A few vignettes later, however, they swing back from the sarcasm verging on the theater of the absurd in Acting to the tender sincerity of Watching the SLEEPING Lover. As MAN sleeps, WOMAN contemplates him, musing. "You look like my child." The familiar form of the words--a monologue addressed to a silent lover--assists the poetry in the lines: "I embrace you in sleep; my arm moves with your breathing."

Bergonzi puts an impressive emotional intensity into her next lines: "I want to strangle your dreams...I want to know that I'll die before you--I want to know that I'll die before we aren't lovers anymore." Bergonzi radiates energy, skipping across a wide range of expression from a throaty Mac West to wounded silence. Although she overacts a little when in her coquettish voice, the rest of her performance is polished and professional.

THE SAME DUALISM extends into the two characters. While Bergonzi is energetic, bouncing at times along with the music of the three-piece band, Keraga is reserved, reading several of his first Race deadpan from a script that WOMAN gives him. Keraga gets a chance to display his ability, oddly enough, in a scene in which MAN cannot express himself. He deftly executes the complicated task of communicating a communications breakdown. Keraga's rather emotionless stutterings raise the unsettling possibility that MAN does not care whether he is being understood.
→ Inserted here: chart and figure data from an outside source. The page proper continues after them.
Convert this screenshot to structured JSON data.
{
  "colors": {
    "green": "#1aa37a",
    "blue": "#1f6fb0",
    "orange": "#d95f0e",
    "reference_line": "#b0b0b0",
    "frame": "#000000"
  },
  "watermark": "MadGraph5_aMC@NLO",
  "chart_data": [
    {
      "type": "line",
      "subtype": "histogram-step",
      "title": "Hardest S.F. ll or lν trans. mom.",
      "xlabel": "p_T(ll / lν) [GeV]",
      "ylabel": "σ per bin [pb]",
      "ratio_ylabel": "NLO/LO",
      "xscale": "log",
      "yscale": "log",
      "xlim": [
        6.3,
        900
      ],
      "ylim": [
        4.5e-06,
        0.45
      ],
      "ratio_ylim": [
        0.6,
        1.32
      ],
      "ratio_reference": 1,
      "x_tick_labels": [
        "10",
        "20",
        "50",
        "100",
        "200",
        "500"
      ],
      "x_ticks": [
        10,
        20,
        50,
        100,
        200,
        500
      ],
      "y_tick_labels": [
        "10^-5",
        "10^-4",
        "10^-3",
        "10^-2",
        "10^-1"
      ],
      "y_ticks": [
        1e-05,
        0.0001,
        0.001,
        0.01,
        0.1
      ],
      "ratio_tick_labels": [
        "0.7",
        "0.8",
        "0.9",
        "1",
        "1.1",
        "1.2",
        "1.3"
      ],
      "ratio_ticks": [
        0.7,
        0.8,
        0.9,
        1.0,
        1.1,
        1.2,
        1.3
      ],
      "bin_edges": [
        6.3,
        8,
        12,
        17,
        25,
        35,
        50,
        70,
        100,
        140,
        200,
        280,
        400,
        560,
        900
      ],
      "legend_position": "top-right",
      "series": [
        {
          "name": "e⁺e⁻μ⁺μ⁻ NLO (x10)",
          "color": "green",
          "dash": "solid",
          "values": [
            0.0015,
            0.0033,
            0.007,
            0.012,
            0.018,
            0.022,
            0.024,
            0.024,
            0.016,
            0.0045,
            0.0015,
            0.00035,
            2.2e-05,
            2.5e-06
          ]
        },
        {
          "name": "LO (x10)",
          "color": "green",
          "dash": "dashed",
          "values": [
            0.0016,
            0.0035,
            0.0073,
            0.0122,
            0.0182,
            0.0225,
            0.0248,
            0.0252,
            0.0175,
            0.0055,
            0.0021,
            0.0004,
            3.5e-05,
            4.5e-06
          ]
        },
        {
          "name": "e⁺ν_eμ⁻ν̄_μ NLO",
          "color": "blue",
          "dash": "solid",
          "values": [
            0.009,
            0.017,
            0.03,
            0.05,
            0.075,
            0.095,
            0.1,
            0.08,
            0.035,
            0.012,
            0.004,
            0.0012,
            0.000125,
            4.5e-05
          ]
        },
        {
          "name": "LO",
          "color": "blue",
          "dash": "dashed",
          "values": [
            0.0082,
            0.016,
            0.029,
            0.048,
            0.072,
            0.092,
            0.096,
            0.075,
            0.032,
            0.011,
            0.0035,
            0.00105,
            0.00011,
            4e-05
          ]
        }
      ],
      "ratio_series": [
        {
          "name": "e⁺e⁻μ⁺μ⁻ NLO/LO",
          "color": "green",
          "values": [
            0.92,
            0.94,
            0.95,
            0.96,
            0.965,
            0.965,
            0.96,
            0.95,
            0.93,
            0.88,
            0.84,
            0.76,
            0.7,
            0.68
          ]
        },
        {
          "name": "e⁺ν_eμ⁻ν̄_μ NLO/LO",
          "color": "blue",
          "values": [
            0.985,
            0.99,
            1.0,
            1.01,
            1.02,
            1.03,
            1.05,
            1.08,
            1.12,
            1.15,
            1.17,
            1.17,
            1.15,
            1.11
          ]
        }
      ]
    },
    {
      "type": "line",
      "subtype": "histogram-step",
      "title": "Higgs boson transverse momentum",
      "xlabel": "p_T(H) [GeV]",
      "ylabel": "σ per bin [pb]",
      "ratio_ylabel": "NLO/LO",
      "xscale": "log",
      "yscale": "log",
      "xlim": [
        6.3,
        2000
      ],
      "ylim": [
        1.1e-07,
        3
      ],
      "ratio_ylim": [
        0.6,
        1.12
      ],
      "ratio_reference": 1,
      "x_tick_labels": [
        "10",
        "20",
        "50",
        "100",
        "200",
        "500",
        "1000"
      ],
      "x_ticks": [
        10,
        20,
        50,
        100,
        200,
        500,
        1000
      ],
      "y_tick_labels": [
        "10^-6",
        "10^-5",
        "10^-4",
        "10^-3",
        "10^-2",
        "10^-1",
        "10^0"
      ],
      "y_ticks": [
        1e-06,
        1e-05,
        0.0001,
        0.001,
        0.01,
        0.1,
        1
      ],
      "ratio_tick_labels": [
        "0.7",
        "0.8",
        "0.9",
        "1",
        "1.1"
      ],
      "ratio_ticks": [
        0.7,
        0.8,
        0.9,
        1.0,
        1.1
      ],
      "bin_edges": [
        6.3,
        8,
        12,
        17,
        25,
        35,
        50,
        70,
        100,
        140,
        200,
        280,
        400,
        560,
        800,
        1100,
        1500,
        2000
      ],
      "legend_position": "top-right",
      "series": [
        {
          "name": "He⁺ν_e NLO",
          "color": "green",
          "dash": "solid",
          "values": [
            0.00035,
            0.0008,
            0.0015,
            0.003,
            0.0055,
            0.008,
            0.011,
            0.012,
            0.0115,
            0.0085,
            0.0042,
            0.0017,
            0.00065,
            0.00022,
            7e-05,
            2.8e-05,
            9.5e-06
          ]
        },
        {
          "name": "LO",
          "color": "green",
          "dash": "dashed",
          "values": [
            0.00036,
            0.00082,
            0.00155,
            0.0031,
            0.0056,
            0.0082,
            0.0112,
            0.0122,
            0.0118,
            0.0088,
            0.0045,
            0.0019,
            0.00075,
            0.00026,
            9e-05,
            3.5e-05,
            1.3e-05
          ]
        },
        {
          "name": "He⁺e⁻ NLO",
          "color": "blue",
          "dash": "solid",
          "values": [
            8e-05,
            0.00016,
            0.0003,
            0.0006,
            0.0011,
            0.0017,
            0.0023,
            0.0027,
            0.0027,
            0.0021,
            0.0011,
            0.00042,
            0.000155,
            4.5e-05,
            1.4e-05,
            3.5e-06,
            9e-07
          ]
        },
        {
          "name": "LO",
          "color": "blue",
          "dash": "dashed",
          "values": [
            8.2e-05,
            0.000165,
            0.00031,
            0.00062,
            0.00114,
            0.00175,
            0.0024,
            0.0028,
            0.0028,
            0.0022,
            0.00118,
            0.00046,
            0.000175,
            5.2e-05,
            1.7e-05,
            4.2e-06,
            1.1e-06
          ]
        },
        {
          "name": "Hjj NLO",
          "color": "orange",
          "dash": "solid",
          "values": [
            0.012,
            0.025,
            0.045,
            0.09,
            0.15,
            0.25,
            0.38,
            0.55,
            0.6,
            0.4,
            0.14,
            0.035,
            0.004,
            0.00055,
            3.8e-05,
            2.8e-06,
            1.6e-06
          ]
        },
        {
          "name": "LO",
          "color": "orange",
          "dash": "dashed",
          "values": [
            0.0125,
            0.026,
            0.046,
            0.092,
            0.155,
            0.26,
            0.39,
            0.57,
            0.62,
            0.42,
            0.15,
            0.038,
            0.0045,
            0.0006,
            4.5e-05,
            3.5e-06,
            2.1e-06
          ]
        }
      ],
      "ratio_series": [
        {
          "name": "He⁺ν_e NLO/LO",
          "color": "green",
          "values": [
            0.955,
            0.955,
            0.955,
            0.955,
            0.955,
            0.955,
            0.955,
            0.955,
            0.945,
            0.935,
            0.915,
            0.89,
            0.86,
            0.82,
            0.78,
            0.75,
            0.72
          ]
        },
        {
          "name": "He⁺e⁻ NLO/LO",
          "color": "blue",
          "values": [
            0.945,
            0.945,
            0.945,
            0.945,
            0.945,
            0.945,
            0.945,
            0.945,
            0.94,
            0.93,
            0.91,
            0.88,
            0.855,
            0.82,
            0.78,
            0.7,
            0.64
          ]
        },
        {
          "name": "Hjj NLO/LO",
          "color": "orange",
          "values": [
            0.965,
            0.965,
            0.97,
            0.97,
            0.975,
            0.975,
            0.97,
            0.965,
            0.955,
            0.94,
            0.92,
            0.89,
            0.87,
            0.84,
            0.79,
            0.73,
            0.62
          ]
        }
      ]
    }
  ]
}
Director/Set designer Paul Warner '84, too, seems to want the audience to think. His set is more cerebral than realistic: In the wings, chairs float above the floor; on stage is a clutter of props and a telephone hanging down from the ceiling. By an occasional gesture within the play, Warner raises his own questions about the reality of theater: WOMAN pours MAN a drink of something from a while prop bottle and actually spills liquid onto his hand through his make-believe wine glass. Mostly, however, Warner plays it straight, competently choreographing MAN and WOMAN'S sexual tangle on the floor at one point and making imaginative use of trunks, screens, and mirrors. Before his first entrance, MAN can be seen in a full-length mirror at the back of the stage, an effect borrowed from cinematography.

The most inaccessible thing about the show is its location, for the Nucleo Eclettico theater is well hidden beneath the European Restaurant near the Haymarket T station. The position gives the play a North End flavor. Bergonzi, especially, injects occasional Italian words into the dialogue.

Composer Peter Melnick adds a fun polish to Savage/Love, providing hummable original scores for the little bit of singing and making the band a sort of character by its intrusions among the lines and occasional interaction with WOMAN. Savage/Love is a poetic dialogue about the nuts and bolts of human relationships; the performance at the Nucleo Eclettico theater captures all its beautiful bitter/sweetness.